Любое валидное объяснение революции зависит от способности исследователя подняться над мнениями участников для того, чтобы найти важные закономерности, общие для данных исторических случаев, – включая общие институциональные и исторические паттерны там, где произошли революции, и аналогичные паттерны конфликта в тех процессах, благодаря которым шло их развитие. Как указывает историк Гордон Вуд:

Не то чтобы мотивы людей не имели никакого значения; благодаря им действительно совершаются события, включая революции. Но людские цели, особенно во время революций, настолько многочисленны, разнообразны и противоречивы, что их сложное взаимодействие порождает результаты, на которые никто не рассчитывал и даже не мог предвидеть. Именно на это взаимодействие и эти результаты указывают современные историки, когда столь пренебрежительно говорят об этих «основных детерминантах» и «безличных и неумолимых силах», вызывающих Революцию. Историческое объяснение, не учитывающее эти «силы», иными словами, полагающееся просто на понимание сознательных намерений акторов, тем самым будет ограниченным[48]48
  Gordon Wood, “The American Revolution”, in Revolutions: A Comparative Study, ed. Lawrence Kaplan (New York: Vintage Books, 1973), p. 129.


[Закрыть]
.

Чтобы объяснить социальные революции, нужно, во-первых, рассматривать в качестве проблемы возникновение (а не «создание») революционной ситуации в рамках Старого порядка. Затем нужно уметь выявлять сложное и объективно обусловленное переплетение различных действий групп, находящихся в разном положении, – переплетение, которое оформляет революционный процесс и дает начало новому порядку. Начать осмысление этой сложности можно, только сосредоточив внимание одновременно и на институционально-детерминированных ситуациях и отношениях групп в обществе, и на взаимодействии обществ в рамках развивающихся всемирно-исторических структур. Занять такую безличную и несубъективную перспективу (подчеркивающую паттерны взаимоотношений между группами и обществами) означает действовать исходя из того, что в самом общем смысле можно назвать структурной перспективой исследования социально-исторической реальности. Такая перспектива имеет важнейшее значение для анализа социальных революций.

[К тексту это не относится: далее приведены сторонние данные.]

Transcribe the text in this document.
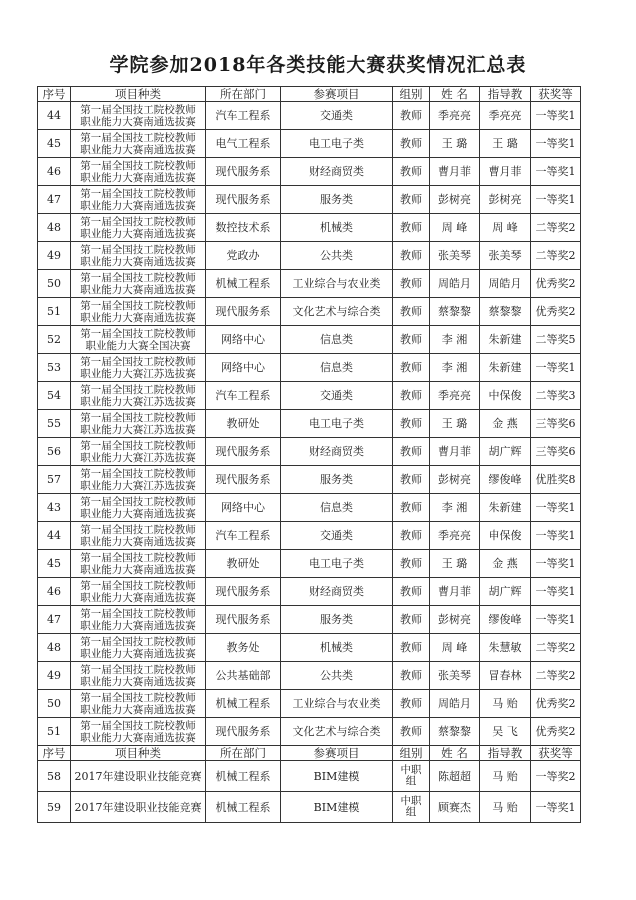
学院参加2018年各类技能大赛获奖情况汇总表
序号	项目种类	所在部门	参赛项目	组别	姓 名	指导教	获奖等
44	第一届全国技工院校教师
职业能力大赛南通选拔赛	汽车工程系	交通类	教师	季亮亮	季亮亮	一等奖1
45	第一届全国技工院校教师
职业能力大赛南通选拔赛	电气工程系	电工电子类	教师	王 璐	王 璐	一等奖1
46	第一届全国技工院校教师
职业能力大赛南通选拔赛	现代服务系	财经商贸类	教师	曹月菲	曹月菲	一等奖1
47	第一届全国技工院校教师
职业能力大赛南通选拔赛	现代服务系	服务类	教师	彭树亮	彭树亮	一等奖1
48	第一届全国技工院校教师
职业能力大赛南通选拔赛	数控技术系	机械类	教师	周 峰	周 峰	二等奖2
49	第一届全国技工院校教师
职业能力大赛南通选拔赛	党政办	公共类	教师	张美琴	张美琴	二等奖2
50	第一届全国技工院校教师
职业能力大赛南通选拔赛	机械工程系	工业综合与农业类	教师	周皓月	周皓月	优秀奖2
51	第一届全国技工院校教师
职业能力大赛南通选拔赛	现代服务系	文化艺术与综合类	教师	蔡黎黎	蔡黎黎	优秀奖2
52	第一届全国技工院校教师
职业能力大赛全国决赛	网络中心	信息类	教师	李 湘	朱新建	二等奖5
53	第一届全国技工院校教师
职业能力大赛江苏选拔赛	网络中心	信息类	教师	李 湘	朱新建	一等奖1
54	第一届全国技工院校教师
职业能力大赛江苏选拔赛	汽车工程系	交通类	教师	季亮亮	中保俊	二等奖3
55	第一届全国技工院校教师
职业能力大赛江苏选拔赛	教研处	电工电子类	教师	王 璐	金 燕	三等奖6
56	第一届全国技工院校教师
职业能力大赛江苏选拔赛	现代服务系	财经商贸类	教师	曹月菲	胡广辉	三等奖6
57	第一届全国技工院校教师
职业能力大赛江苏选拔赛	现代服务系	服务类	教师	彭树亮	缪俊峰	优胜奖8
43	第一届全国技工院校教师
职业能力大赛南通选拔赛	网络中心	信息类	教师	李 湘	朱新建	一等奖1
44	第一届全国技工院校教师
职业能力大赛南通选拔赛	汽车工程系	交通类	教师	季亮亮	申保俊	一等奖1
45	第一届全国技工院校教师
职业能力大赛南通选拔赛	教研处	电工电子类	教师	王 璐	金 燕	一等奖1
46	第一届全国技工院校教师
职业能力大赛南通选拔赛	现代服务系	财经商贸类	教师	曹月菲	胡广辉	一等奖1
47	第一届全国技工院校教师
职业能力大赛南通选拔赛	现代服务系	服务类	教师	彭树亮	缪俊峰	一等奖1
48	第一届全国技工院校教师
职业能力大赛南通选拔赛	教务处	机械类	教师	周 峰	朱慧敏	二等奖2
49	第一届全国技工院校教师
职业能力大赛南通选拔赛	公共基础部	公共类	教师	张美琴	冒春林	二等奖2
50	第一届全国技工院校教师
职业能力大赛南通选拔赛	机械工程系	工业综合与农业类	教师	周皓月	马 贻	优秀奖2
51	第一届全国技工院校教师
职业能力大赛南通选拔赛	现代服务系	文化艺术与综合类	教师	蔡黎黎	吴 飞	优秀奖2
序号	项目种类	所在部门	参赛项目	组别	姓 名	指导教	获奖等
58	2017年建设职业技能竞赛	机械工程系	BIM建模	中职
组	陈超超	马 贻	一等奖2
59	2017年建设职业技能竞赛	机械工程系	BIM建模	中职
组	顾赛杰	马 贻	一等奖1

Международный и всемирно-исторический контексты

Если структурная перспектива означает фокусировку на отношениях, то последние должны включать и международные отношения – в той же степени, в какой и отношения между находящимися в разных положениях группами внутри стран. Международные отношения способствовали возникновению всех социально-революционных кризисов и неизменно влияли на то, какую форму примут революционная борьба и ее результаты. На самом деле причины и достижения всех современных социальных революций должны рассматриваться в тесной связи с неравномерностью распределения капиталистического экономического развития и с формированием национальных государств в мировом масштабе. К сожалению, существующие теории революции не принимают явным образом такую перспективу. Конечно, они утверждают, что революции связаны с «модернизацией», но это подразумевает почти исключительное сосредоточение внимания на социально-экономических тенденциях и конфликтах внутри государств, рассматриваемых изолированно одно за другим.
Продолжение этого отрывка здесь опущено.